De hecho, tanto Barack Obama como Raúl Castro parecen mantener el tema de los vínculos bilaterales en segundo plano, enfrentados a una difícil situación económica en sus respectivos países y, según los analistas, evitando los riesgos que pudiera crear un acercamiento.
"No ha habido ninguna iniciativa importante de parte de Cuba, ni incentivos estadounidenses para cambiar nada'', dijo Mauricio Font, director del Centro Bildner para Estudios de las Américas de City University, Nueva York.
Obama tomó durante el año varias medidas para cambiar ocho años de agresiva política por parte de la administración de George W. Bush, sobre la base de "un nuevo comienzo con Cuba'' que prometió el pasado abril durante una cumbre de la Organización de Estados Americanos (OEA), en Trinidad y Tobago.
Washington levantó casi todas las restricciones a los viajes entre ambos países y a las remesas enviadas a la isla, y aumentó significativamente el número de visas que Estados Unidos concede a los visitantes cubanos. También se incrementaron los permisos para que los estadounidenses viajen a Cuba, desde clubes de ajedrez hasta equipos de softball.
A solicitud de Estados Unidos, las largamente estancadas conversaciones con Cuba sobre inmigración y el correo directo se reanudaron. A diferencia de Bush, Obama no amenazó con vetar intentos en el Congreso por moderar las tensiones. De hecho, el Congreso facilitó que La Habana pagara las importaciones agrícolas estadounidenses.
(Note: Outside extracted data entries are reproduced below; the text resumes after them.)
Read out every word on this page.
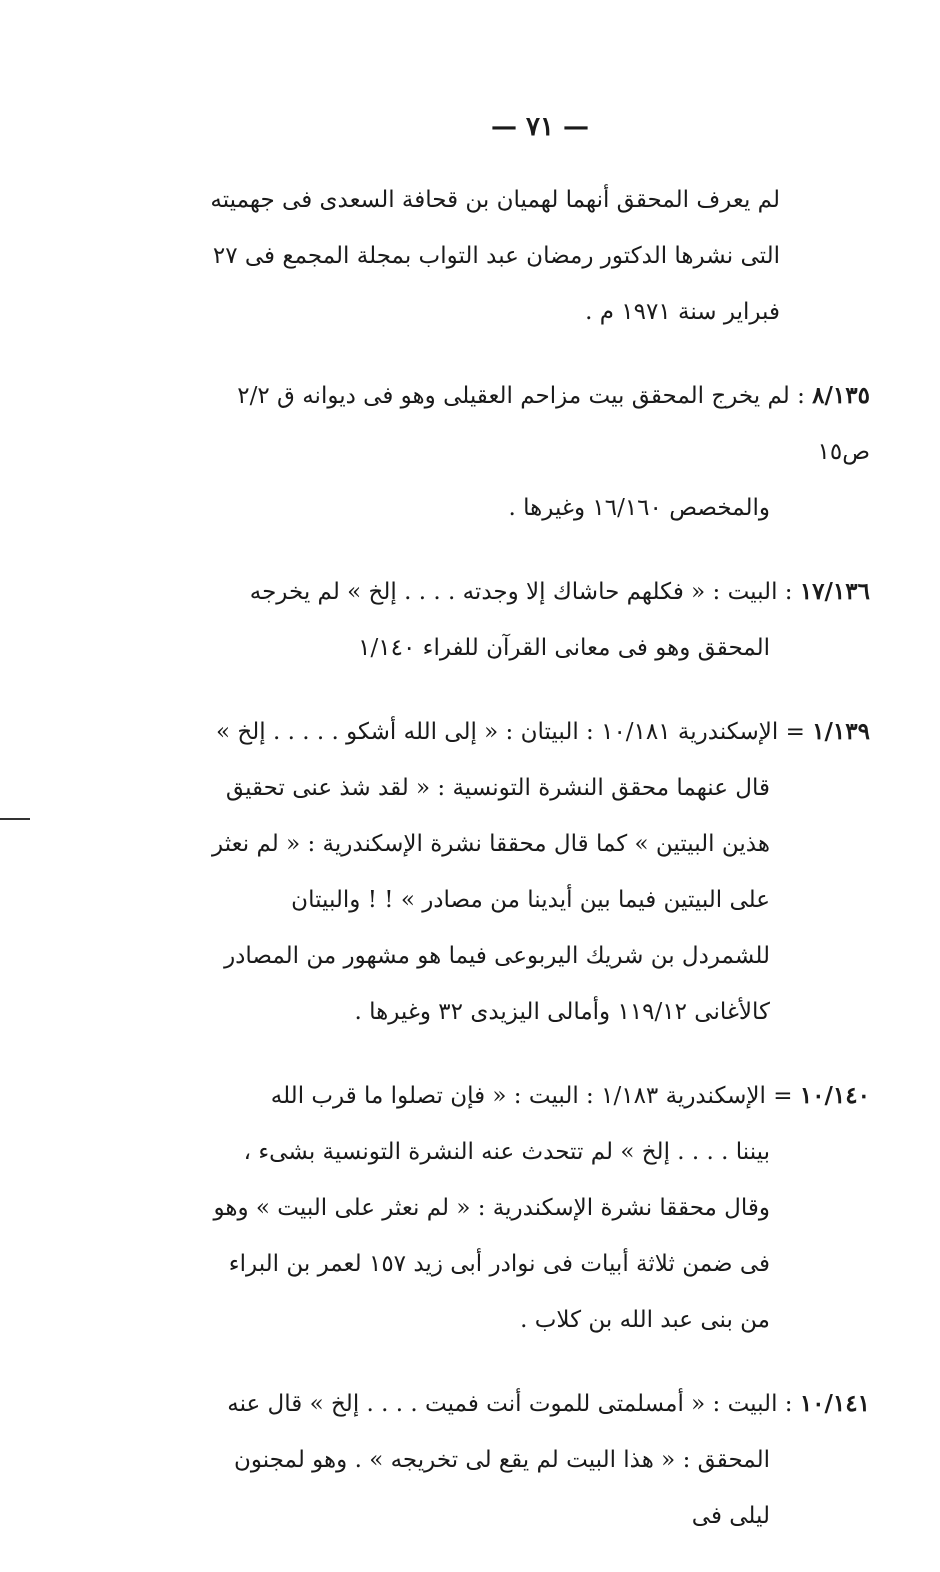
— ٧١ —

لم يعرف المحقق أنهما لهميان بن قحافة السعدى فى جهميته التى نشرها الدكتور رمضان عبد التواب بمجلة المجمع فى ٢٧ فبراير سنة ١٩٧١ م .

٨/١٣٥ : لم يخرج المحقق بيت مزاحم العقيلى وهو فى ديوانه ق ٢/٢ ص١٥
والمخصص ١٦/١٦٠ وغيرها .
١٧/١٣٦ : البيت : « فكلهم حاشاك إلا وجدته . . . . إلخ » لم يخرجه
المحقق وهو فى معانى القرآن للفراء ١/١٤٠
١/١٣٩ = الإسكندرية ١٠/١٨١ : البيتان : « إلى الله أشكو . . . . . إلخ »
قال عنهما محقق النشرة التونسية : « لقد شذ عنى تحقيق هذين البيتين » كما قال محققا نشرة الإسكندرية : « لم نعثر على البيتين فيما بين أيدينا من مصادر » ! ! والبيتان للشمردل بن شريك اليربوعى فيما هو مشهور من المصادر كالأغانى ١١٩/١٢ وأمالى اليزيدى ٣٢ وغيرها .
١٠/١٤٠ = الإسكندرية ١/١٨٣ : البيت : « فإن تصلوا ما قرب الله
بيننا . . . . إلخ » لم تتحدث عنه النشرة التونسية بشىء ، وقال محققا نشرة الإسكندرية : « لم نعثر على البيت » وهو فى ضمن ثلاثة أبيات فى نوادر أبى زيد ١٥٧ لعمر بن البراء من بنى عبد الله بن كلاب .
١٠/١٤١ : البيت : « أمسلمتى للموت أنت فميت . . . . إلخ » قال عنه
المحقق : « هذا البيت لم يقع لى تخريجه » . وهو لمجنون ليلى فى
Obama también autorizó el envío de paquetes a Cuba con equipos como computadoras, impresoras, sistemas de televisión por satélite y teléfonos móviles celulares y satelitales, cámaras, programas informáticos y unidades portátiles de memoria.
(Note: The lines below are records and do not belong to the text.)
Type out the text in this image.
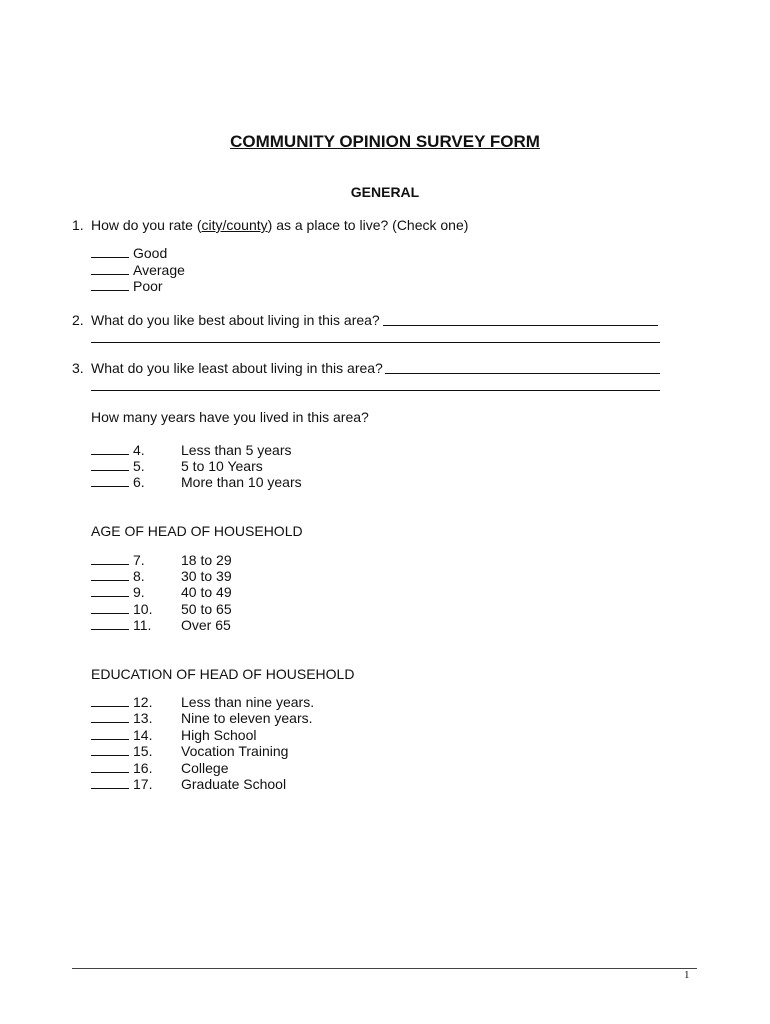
COMMUNITY OPINION SURVEY FORM
GENERAL
1. How do you rate (city/county) as a place to live? (Check one)
Good
Average
Poor
2. What do you like best about living in this area?
3. What do you like least about living in this area?
How many years have you lived in this area?
4.	Less than 5 years
5.	5 to 10 Years
6.	More than 10 years
AGE OF HEAD OF HOUSEHOLD
7.	18 to 29
8.	30 to 39
9.	40 to 49
10. 50 to 65
11. Over 65
EDUCATION OF HEAD OF HOUSEHOLD
12. Less than nine years.
13. Nine to eleven years.
14. High School
15. Vocation Training
16. College
17. Graduate School
1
El Departamento de Estado envió un alto funcionario a las conversaciones sobre correo directo, la subsecretaria de Estado Adjunta Bisa Williams. Asimismo, cerró una pantalla electrónica colocada en la fachada de la Sección de Intereses en La Habana que mostraba mensajes frecuentemente críticos contra el gobierno cubano.
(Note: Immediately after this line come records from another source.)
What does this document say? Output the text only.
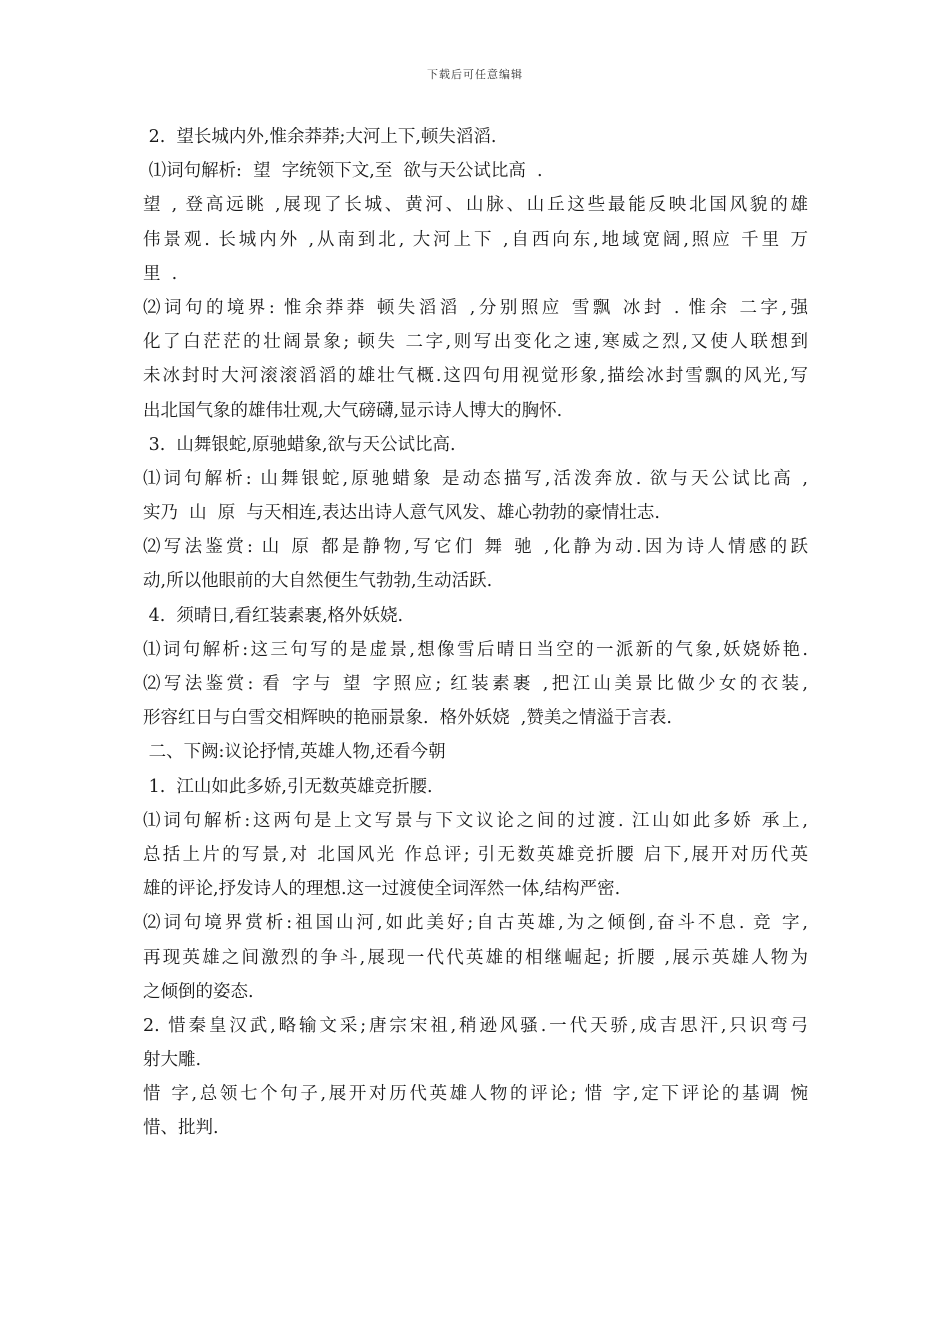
下载后可任意编辑
2.  望长城内外,惟余莽莽;大河上下,顿失滔滔.
⑴词句解析:  望  字统领下文,至  欲与天公试比高  .
望 , 登高远眺 ,展现了长城、黄河、山脉、山丘这些最能反映北国风貌的雄
伟景观. 长城内外 ,从南到北, 大河上下 ,自西向东,地域宽阔,照应 千里 万
里  .
⑵词句的境界: 惟余莽莽 顿失滔滔 ,分别照应 雪飘 冰封 . 惟余 二字,强
化了白茫茫的壮阔景象; 顿失 二字,则写出变化之速,寒威之烈,又使人联想到
未冰封时大河滚滚滔滔的雄壮气概.这四句用视觉形象,描绘冰封雪飘的风光,写
出北国气象的雄伟壮观,大气磅礴,显示诗人博大的胸怀.
3.  山舞银蛇,原驰蜡象,欲与天公试比高.
⑴词句解析: 山舞银蛇,原驰蜡象 是动态描写,活泼奔放. 欲与天公试比高 ,
实乃  山  原  与天相连,表达出诗人意气风发、雄心勃勃的豪情壮志.
⑵写法鉴赏: 山 原 都是静物,写它们 舞 驰 ,化静为动.因为诗人情感的跃
动,所以他眼前的大自然便生气勃勃,生动活跃.
4.  须晴日,看红装素裹,格外妖娆.
⑴词句解析:这三句写的是虚景,想像雪后晴日当空的一派新的气象,妖娆娇艳.
⑵写法鉴赏: 看 字与 望 字照应; 红装素裹 ,把江山美景比做少女的衣装,
形容红日与白雪交相辉映的艳丽景象.  格外妖娆  ,赞美之情溢于言表.
二、下阙:议论抒情,英雄人物,还看今朝
1.  江山如此多娇,引无数英雄竞折腰.
⑴词句解析:这两句是上文写景与下文议论之间的过渡. 江山如此多娇 承上,
总括上片的写景,对 北国风光 作总评; 引无数英雄竞折腰 启下,展开对历代英
雄的评论,抒发诗人的理想.这一过渡使全词浑然一体,结构严密.
⑵词句境界赏析:祖国山河,如此美好;自古英雄,为之倾倒,奋斗不息. 竞 字,
再现英雄之间激烈的争斗,展现一代代英雄的相继崛起; 折腰 ,展示英雄人物为
之倾倒的姿态.
2. 惜秦皇汉武,略输文采;唐宗宋祖,稍逊风骚.一代天骄,成吉思汗,只识弯弓
射大雕.
惜 字,总领七个句子,展开对历代英雄人物的评论; 惜 字,定下评论的基调 惋
惜、批判.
En otro gesto, la misión diplomática invitó a artistas y otros intelectuales progubernamentales a un coctel en septiembre, dejando fuera a los disidentes. Los partidarios del gobierno generalmente no asisten a este tipo de actividades cuando saben que los disidentes también han sido invitados.
Pero Obama siguió respaldando a grupos opositores y de la sociedad civil en la isla, se ha opuesto a levantar el embargo hasta que La Habana mejore su historial de derechos humanos y mantuvo a Cuba en la lista de países que practican o patrocinan el terrorismo.
En naciones como Cuba y Nigeria "tenemos que presionar vigorosamente a los dirigentes para que pongan fin a la represión y respaldar a los que se esfuerzan por un cambio desde dentro'', afirmó la secretaria de Estado Hillary Clinton el 14 de diciembre.
Mientras tanto, un proyecto de ley que contempla eliminar todas las restricciones a los viajes turísticos a la isla sigue empantanado en el Congreso. El pasado abril, un veterano analista del Departamento de Estado, Walter Kendall Myers, y su esposa, fueron arrestados bajo cargos de espiar para Cuba. Se declararon culpables el 20 de noviembre.